Zondag dan was het sluitstuk van de week met een duurloop van ruim 18 km, met daarin 8 strides (100 m versnellen, gevolgd door 100 m wandelen als herstel). Mijn richttempo was tussen 6:09 en 7:14 min/km en op de heenweg was dat makkelijk te handhaven, omdat ik wind achter had. Op de terugweg waren de benen al moe en met de wind tegen kreeg ik telkens een hartslagalarm te horen, waardoor ik moest afremmen. Na 14 km begon ik aan mijn 8 strides, elk tot een tempo sneller dan 4 min/km. Het gemiddelde tempo werd uiteraard trager vanwege het wandelen. De koek was toen wel zo’n beetje op, want de vermoeidheid van de halve marathon van 8 dagen eerder was nog niet helemaal verwerkt en de strides zapte de energie uit mijn benen. Gelukkig gingen deze keer de strides me wel soepel af. Ik liep de een-na-laatste en laatste kilometer niet meer met wind tegen, maar ik moest toch langzamer lopen door de vermoeidheid na die 8 strides, erop geattendeerd door het hartslagalarm dat ik ingesteld had. Ik bleef gelukkig nog wel binnen het tempobereik dat ik voor ogen had (6:09 à 7:14 min/km). Volgende week gaat het vast beter.

April 2019

De hele maand april heeft in het teken gestaan van de halve marathon op de 27e, die zeer pittig bleek te zijn door een stevig waaiende wind. De weekomvang ging iets omhoog ten opzichte van maart, terwijl de gemiddelde trainingsbelasting nagenoeg gelijk bleef. Als ik beter wil presteren, zal ik toch iets harder en met meer kilometers per week moeten trainen in de komende maanden.

  • afstand: 248,53 km
  • tijd: 1d:01u:32m:03s
  • gemiddeld tempo: 6:15 min/km
  • gemiddelde weekomvang: 57,99 km
  • gemiddelde trainingsintensiteit: 84,2 min/week
  • gemiddelde trainingsimpuls: 502/week

De trainingsintensiteit is volgens Daniels’ Running Formula. De trainingsimpuls komt van Runalyze.

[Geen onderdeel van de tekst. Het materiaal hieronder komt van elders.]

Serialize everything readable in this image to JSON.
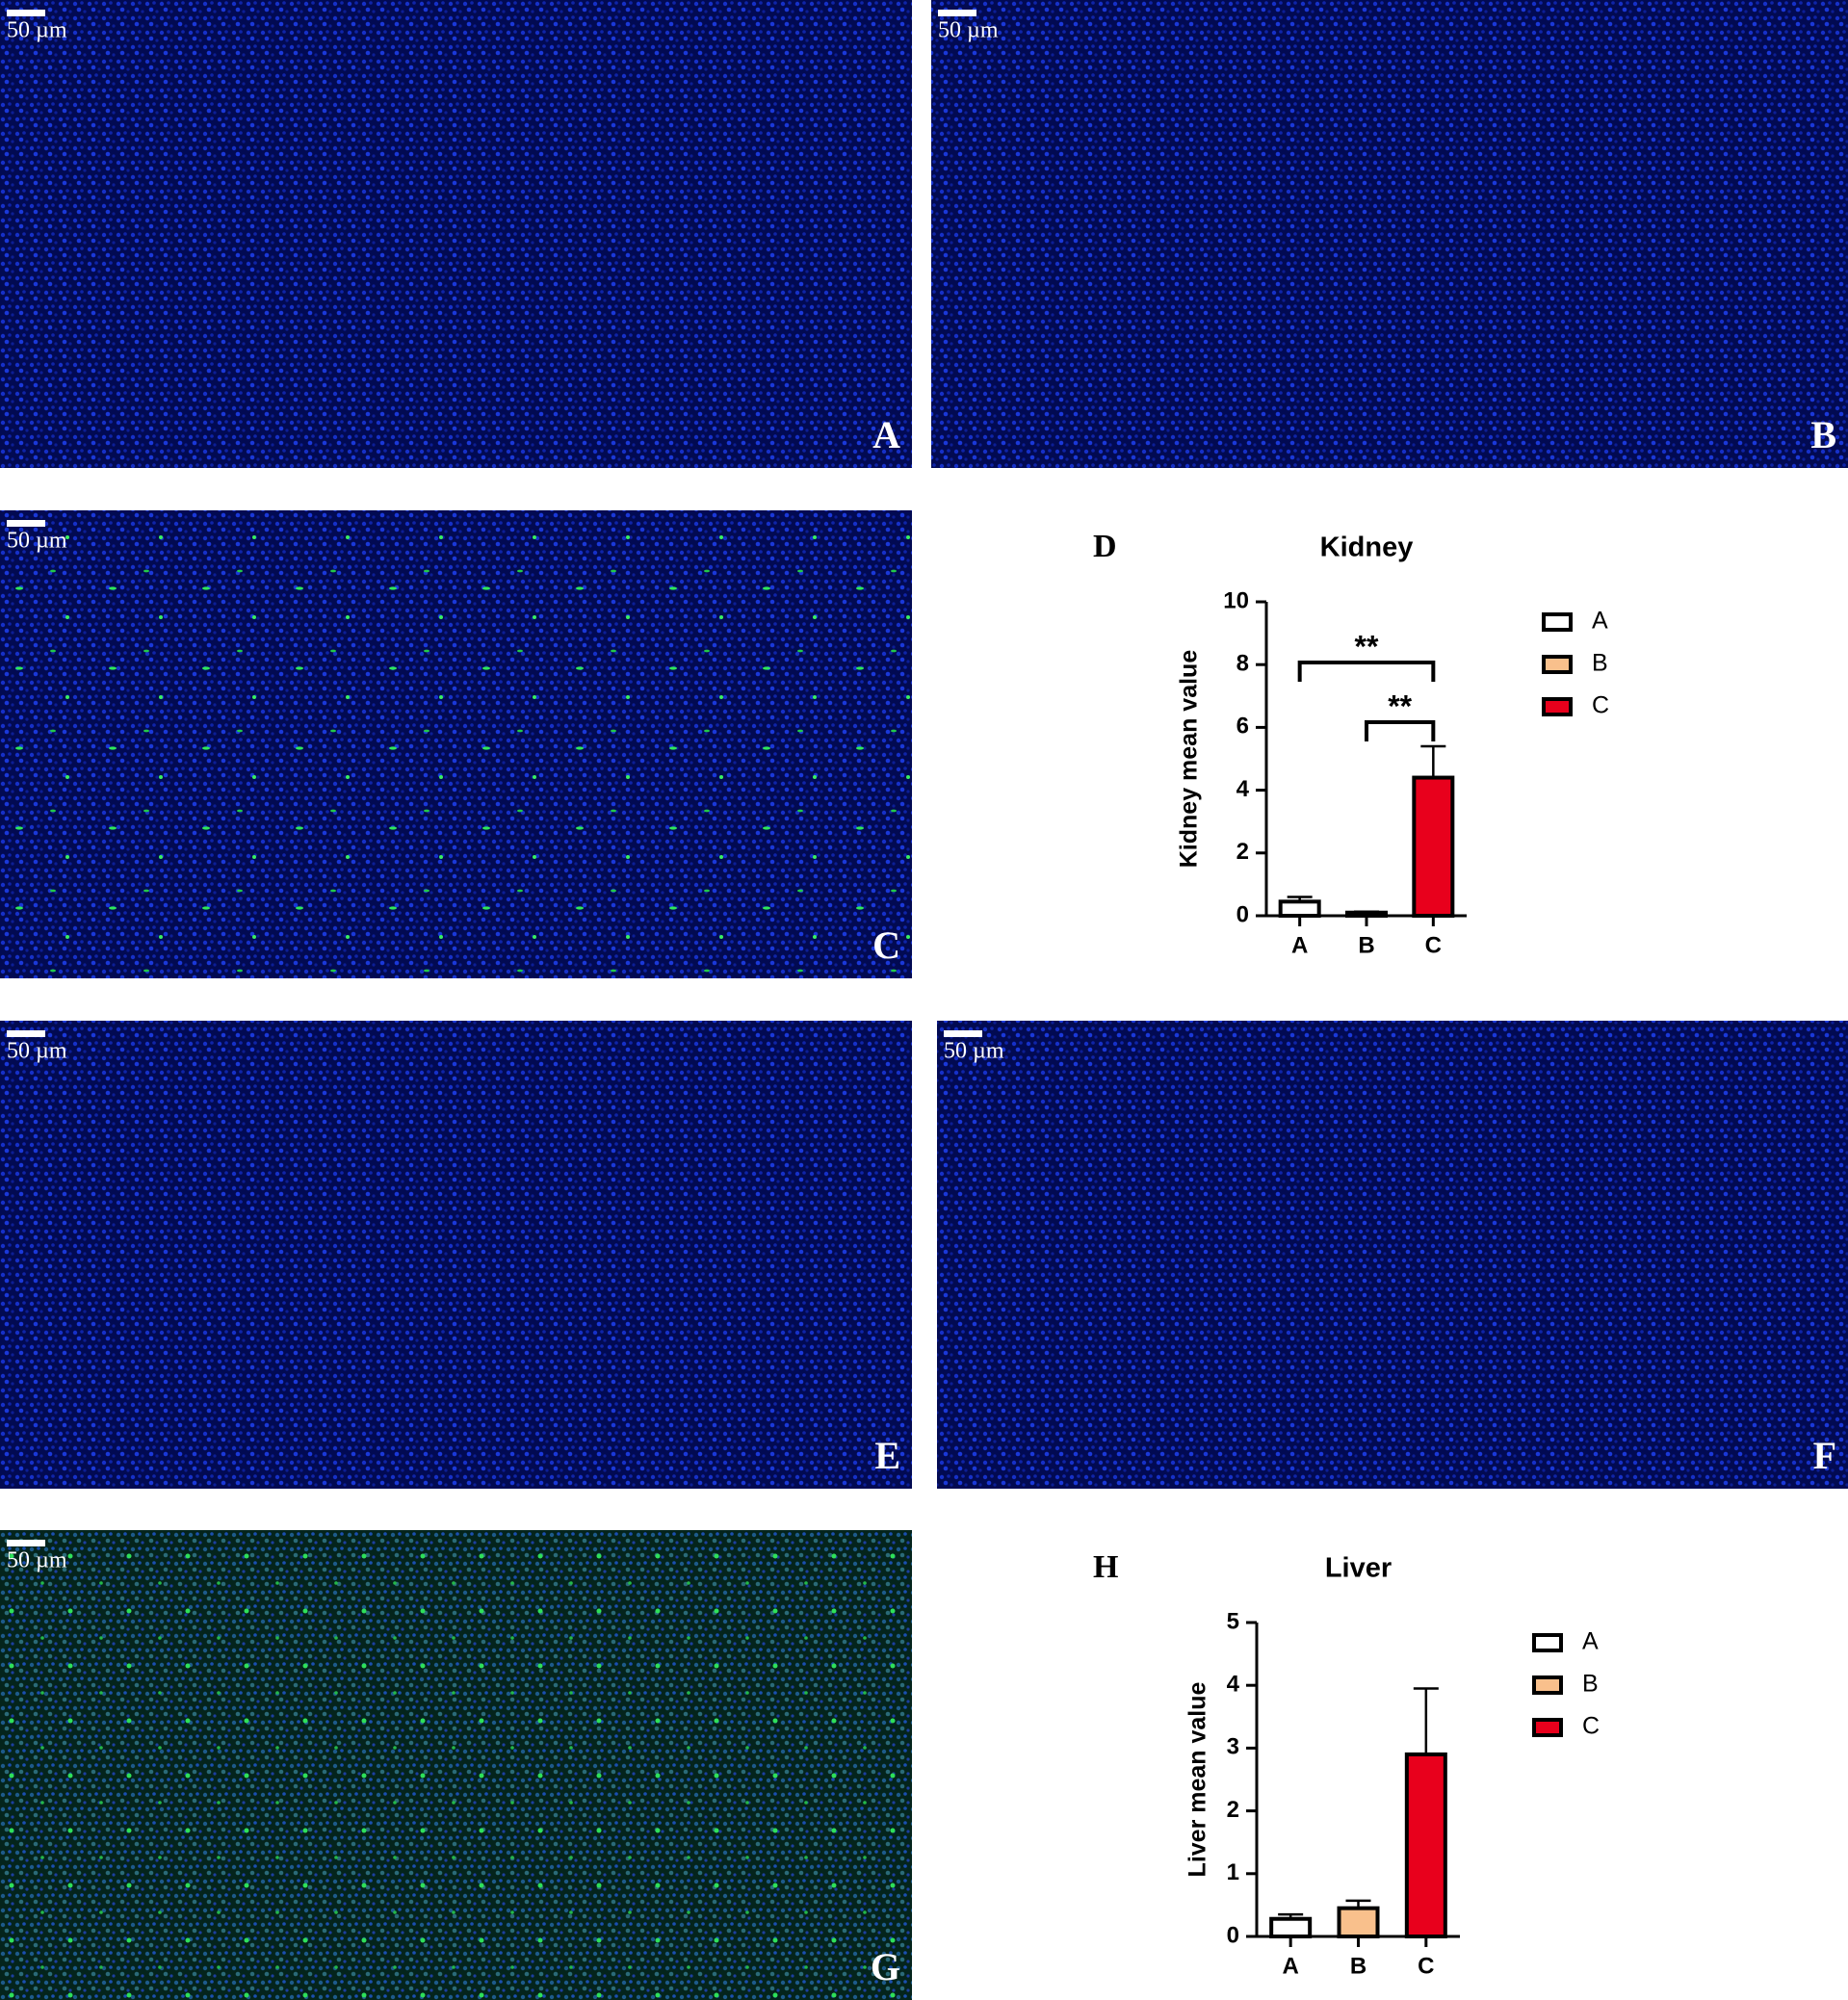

In ander (komend) nieuws, toen ik keek naar het totaal aantal uren dat ik hardlopend heb geregistreerd bij Garmin Connect sinds het begin, dan nader ik de 2400 uur (100 dagen) netto hardlopen in sneltreinvaart. Ergens in augustus zou ik ruim 24000 km afgelegd hebben in bij elkaar opgeteld 100 dagen. Dat zou gemiddeld ruim 2600 km per jaar inhouden en 6/10-de van de omtrek van de aarde. Met de pakweg 3000 km per jaar die ik hoop te blijven lopen in de nabije toekomst, zou ik tegen het eind van 2024 een keer rond de aarde hebben hardgelopen, in iets meer dan 14 jaar.

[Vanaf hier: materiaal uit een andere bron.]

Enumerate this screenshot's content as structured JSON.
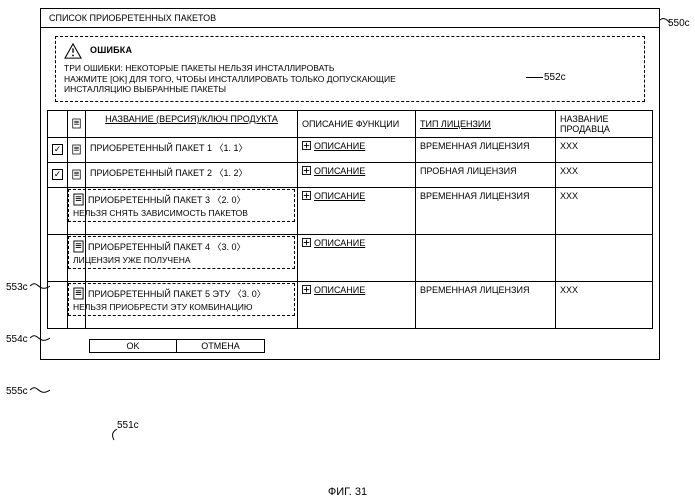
{
  "window": {
    "title": "СПИСОК ПРИОБРЕТЕННЫХ ПАКЕТОВ"
  },
  "error": {
    "title": "ОШИБКА",
    "body_line1": "ТРИ ОШИБКИ: НЕКОТОРЫЕ ПАКЕТЫ НЕЛЬЗЯ ИНСТАЛЛИРОВАТЬ",
    "body_line2": "НАЖМИТЕ [OK] ДЛЯ ТОГО, ЧТОБЫ ИНСТАЛЛИРОВАТЬ ТОЛЬКО ДОПУСКАЮЩИЕ",
    "body_line3": "ИНСТАЛЛЯЦИЮ ВЫБРАННЫЕ ПАКЕТЫ"
  },
  "columns": {
    "name": "НАЗВАНИЕ (ВЕРСИЯ)/КЛЮЧ ПРОДУКТА",
    "desc": "ОПИСАНИЕ ФУНКЦИИ",
    "license": "ТИП ЛИЦЕНЗИИ",
    "vendor": "НАЗВАНИЕ ПРОДАВЦА"
  },
  "rows": [
    {
      "checked": true,
      "name": "ПРИОБРЕТЕННЫЙ ПАКЕТ 1  〈1. 1〉",
      "desc": "ОПИСАНИЕ",
      "license": "ВРЕМЕННАЯ ЛИЦЕНЗИЯ",
      "vendor": "XXX",
      "dashed": false,
      "note": ""
    },
    {
      "checked": true,
      "name": "ПРИОБРЕТЕННЫЙ ПАКЕТ 2  〈1. 2〉",
      "desc": "ОПИСАНИЕ",
      "license": "ПРОБНАЯ ЛИЦЕНЗИЯ",
      "vendor": "XXX",
      "dashed": false,
      "note": ""
    },
    {
      "checked": false,
      "name": "ПРИОБРЕТЕННЫЙ ПАКЕТ 3  〈2. 0〉",
      "desc": "ОПИСАНИЕ",
      "license": "ВРЕМЕННАЯ ЛИЦЕНЗИЯ",
      "vendor": "XXX",
      "dashed": true,
      "note": "НЕЛЬЗЯ СНЯТЬ ЗАВИСИМОСТЬ ПАКЕТОВ"
    },
    {
      "checked": false,
      "name": "ПРИОБРЕТЕННЫЙ ПАКЕТ 4  〈3. 0〉",
      "desc": "ОПИСАНИЕ",
      "license": "",
      "vendor": "",
      "dashed": true,
      "note": "ЛИЦЕНЗИЯ УЖЕ ПОЛУЧЕНА"
    },
    {
      "checked": false,
      "name": "ПРИОБРЕТЕННЫЙ ПАКЕТ 5 ЭТУ  〈3. 0〉",
      "desc": "ОПИСАНИЕ",
      "license": "ВРЕМЕННАЯ ЛИЦЕНЗИЯ",
      "vendor": "XXX",
      "dashed": true,
      "note": "НЕЛЬЗЯ ПРИОБРЕСТИ ЭТУ КОМБИНАЦИЮ"
    }
  ],
  "buttons": {
    "ok": "OK",
    "cancel": "ОТМЕНА"
  },
  "callouts": {
    "c550c": "550с",
    "c552c": "552с",
    "c553c": "553с",
    "c554c": "554с",
    "c555c": "555с",
    "c551c": "551с"
  },
  "figure_caption": "ФИГ. 31",
  "colors": {
    "stroke": "#000000",
    "bg": "#ffffff"
  }
}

Ik ben al eerder begonnen met hardlopen (11 augustus 1998), maar dat is niet geregistreerd op Garmin Connect. Het was ongetwijfeld aanzienlijk minder dan 3000 km/jaar. Als ik het schat op 1800 km/jaar gemiddeld, dan heb ik momenteel al zo’n 43000 km hardgelopen sinds ik begon met hardlopen als een vrijetijdsbesteding, al ruim een keer rondom de aarde dus. Ter vergelijking, Bruce Sherman liep 40 jaar lang elke dag hard en liep genoeg afstand om vier keer om de aarde te gaan. Dat was 100.000 mijl (160.000 km) in 40 jaar, oftewel 4000 km/jaar gemiddeld. Deze atleet stuift mij voorbij qua prestatie en ik kan er alleen nederig naar kijken. Er is altijd baas boven baas.

Bedankt voor het lezen en loop ze!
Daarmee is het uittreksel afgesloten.